Now 22, Lauren can’t remember how it started, but it’s a daily urge.
“I feel I need to do it and no one’s going to stop me and the consequences don’t even factor into the itself,” she says.
“I hate doing it but I need to do it to get that feeling and afterwards I feel a bit frustrated.”
Lauren compares it to a smoker craving a cigarette.
“A smoker needs that nicotine hit, I need that relief and that good feeling from pulling my eyelashes out,” she says.
“Sometimes it’s just more of a habit like chewing your fingernails you don’t really know why you do it but sometimes you just need to chew your fingernails.”
As a teenager, her mum didn’t think much of it, but Lauren “googled” what she was doing and was relieved to find out it’s an “actual thing”.
There’s not much known about TTM.
What we do know is it’s a psychological disorder that makes people compulsively pull their hair out and is incredibly difficult to treat.
It affects up to 4% of the population, mainly young women and it usually lasts about 20 years.
People with TTM generally have a neurological predisposition to pull their hair as a self-soothing mechanism.
The pulling behaviour serves as a coping mechanism for anxiety or emotional trauma.
TTM can drive some sufferers to self harm and become socially reclusive.
Meds can make it worse
New Australian research has found the common drugs to treat TTM are not as effective as once thought, and may actually make symptoms worse.
Lead researcher, Reneta Slikboer, from Swinburne University of Technology found social support and relationship building may be more effective than the most prescribed medications.
“This is a major finding and is something that healthcare professionals really should know about,” Ms Slibboer says.
“We know that people with TTM experience a lot of distress in the form of anxiety, depression and embarrassment, but with very little research being carried out on this disorder, understanding how to treat it has been a challenge.”
“It’s hard to treat because it’s hard to pinpoint the motivations behind people pulling out their hair.”
When treatment doesn’t work
Jess, 24 has seen doctors, a psychologist and tried medication, but nothing has worked.
“It’s all ineffective in treating it and I’ve found that I’ve sort of just gotten used to the fact that it’s probably something I’ll do for the rest of my life,” she says.
Jess has even tried tricks like wearing a rubber band on her wrist and flicking it when she gets the urge to pull out her hair.
“I’m less likely to do it if I’m distracted.
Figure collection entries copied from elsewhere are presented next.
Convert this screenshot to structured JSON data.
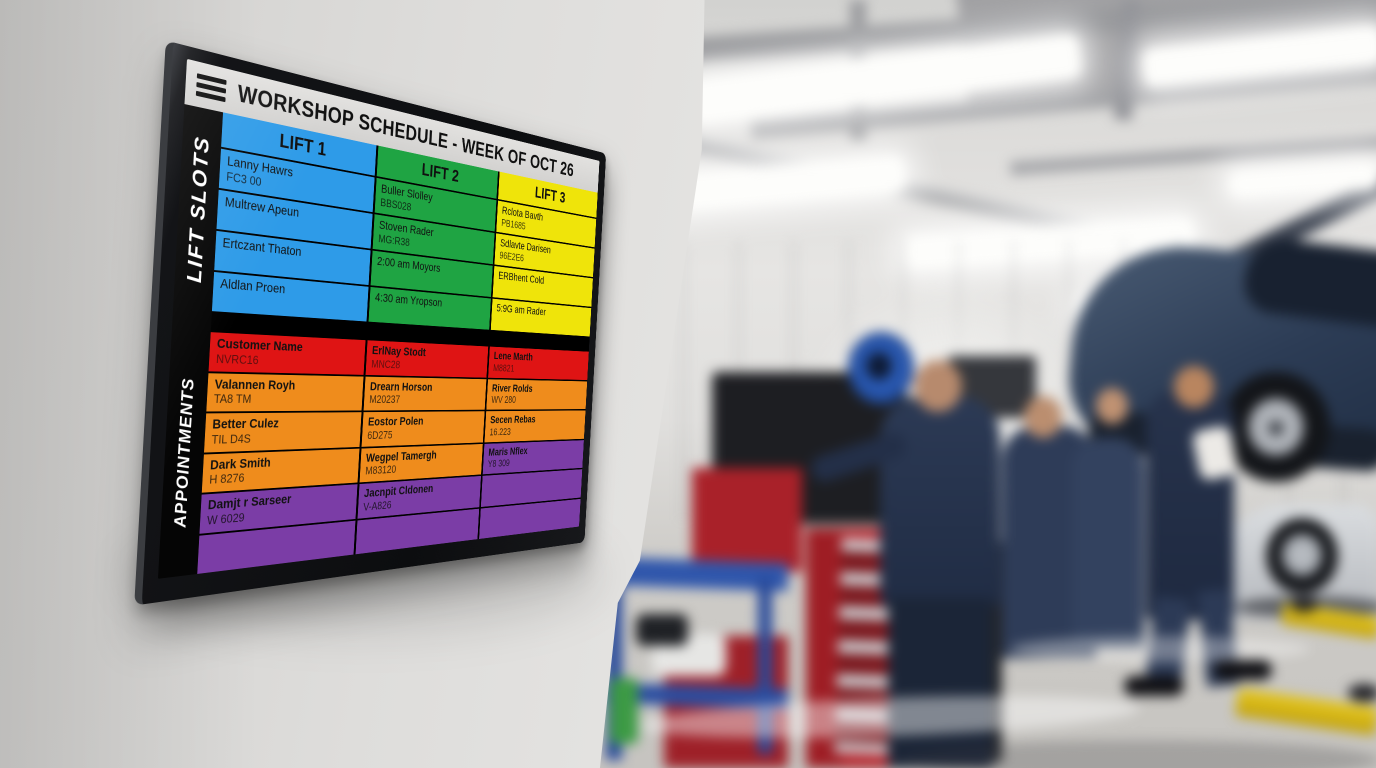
{
  "display": {
    "titlebar": {
      "menu_icon": "hamburger-icon",
      "title": "WORKSHOP SCHEDULE - WEEK OF OCT 26"
    },
    "lift_slots": {
      "label": "LIFT SLOTS",
      "columns": [
        {
          "header": "LIFT 1",
          "color_name": "blue",
          "rows": [
            {
              "name": "Lanny Hawrs",
              "code": "FC3 00"
            },
            {
              "name": "Multrew Apeun",
              "code": ""
            },
            {
              "name": "Ertczant Thaton",
              "code": ""
            },
            {
              "name": "Aldlan Proen",
              "code": ""
            }
          ]
        },
        {
          "header": "LIFT 2",
          "color_name": "green",
          "rows": [
            {
              "name": "Buller Slolley",
              "code": "BBS028"
            },
            {
              "name": "Stoven Rader",
              "code": "MG:R38"
            },
            {
              "name": "2:00 am Moyors",
              "code": ""
            },
            {
              "name": "4:30 am Yropson",
              "code": ""
            }
          ]
        },
        {
          "header": "LIFT 3",
          "color_name": "yellow",
          "rows": [
            {
              "name": "Rclota Bavth",
              "code": "PB1685"
            },
            {
              "name": "Sdlavte Darisen",
              "code": "96E2E6"
            },
            {
              "name": "ERBhent Cold",
              "code": ""
            },
            {
              "name": "5:9G am Rader",
              "code": ""
            }
          ]
        }
      ]
    },
    "appointments": {
      "label": "APPOINTMENTS",
      "rows": [
        {
          "cells": [
            {
              "name": "Customer Name",
              "code": "NVRC16",
              "color_name": "red"
            },
            {
              "name": "ErlNay Stodt",
              "code": "MNC28",
              "color_name": "red"
            },
            {
              "name": "Lene Marth",
              "code": "M8821",
              "color_name": "red"
            }
          ]
        },
        {
          "cells": [
            {
              "name": "Valannen Royh",
              "code": "TA8 TM",
              "color_name": "orange"
            },
            {
              "name": "Drearn Horson",
              "code": "M20237",
              "color_name": "orange"
            },
            {
              "name": "River Rolds",
              "code": "WV 280",
              "color_name": "orange"
            }
          ]
        },
        {
          "cells": [
            {
              "name": "Better Culez",
              "code": "TIL D4S",
              "color_name": "orange"
            },
            {
              "name": "Eostor Polen",
              "code": "6D275",
              "color_name": "orange"
            },
            {
              "name": "Secen Rebas",
              "code": "16.223",
              "color_name": "orange"
            }
          ]
        },
        {
          "cells": [
            {
              "name": "Dark Smith",
              "code": "H 8276",
              "color_name": "orange"
            },
            {
              "name": "Wegpel Tamergh",
              "code": "M83120",
              "color_name": "orange"
            },
            {
              "name": "Maris Nflex",
              "code": "Y8 309",
              "color_name": "purple"
            }
          ]
        },
        {
          "cells": [
            {
              "name": "Damjt r Sarseer",
              "code": "W 6029",
              "color_name": "purple"
            },
            {
              "name": "Jacnpit Cldonen",
              "code": "V-A826",
              "color_name": "purple"
            },
            {
              "name": "",
              "code": "",
              "color_name": "purple"
            }
          ]
        },
        {
          "cells": [
            {
              "name": "",
              "code": "",
              "color_name": "purple"
            },
            {
              "name": "",
              "code": "",
              "color_name": "purple"
            },
            {
              "name": "",
              "code": "",
              "color_name": "purple"
            }
          ]
        }
      ]
    },
    "colors": {
      "blue": "#2E9BE8",
      "green": "#1FA443",
      "yellow": "#EFE40A",
      "red": "#DF1414",
      "orange": "#EF8C1C",
      "purple": "#7B3DA6",
      "titlebar_gray": "#D9D8D6",
      "sidebar_black": "#050505"
    }
  }
}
If I’m doing an activity that requires me to be doing something else with my hands I’m less likely to do it,” she says.
Jess says it’s hard for people to understand and she’s constantly told “just don’t do it… just stop”.
“I’ve had a lot of frustrations with my family my husband and growing up my parents would say to me, just don’t do it which anyone who’s experienced or have ‘trich’ will know it’s not as simple as just not doing it,” she says.
“I like to think that one day I’ll stop doing it or one day I’ll find treatment that works but I think that it will always be a part of me.”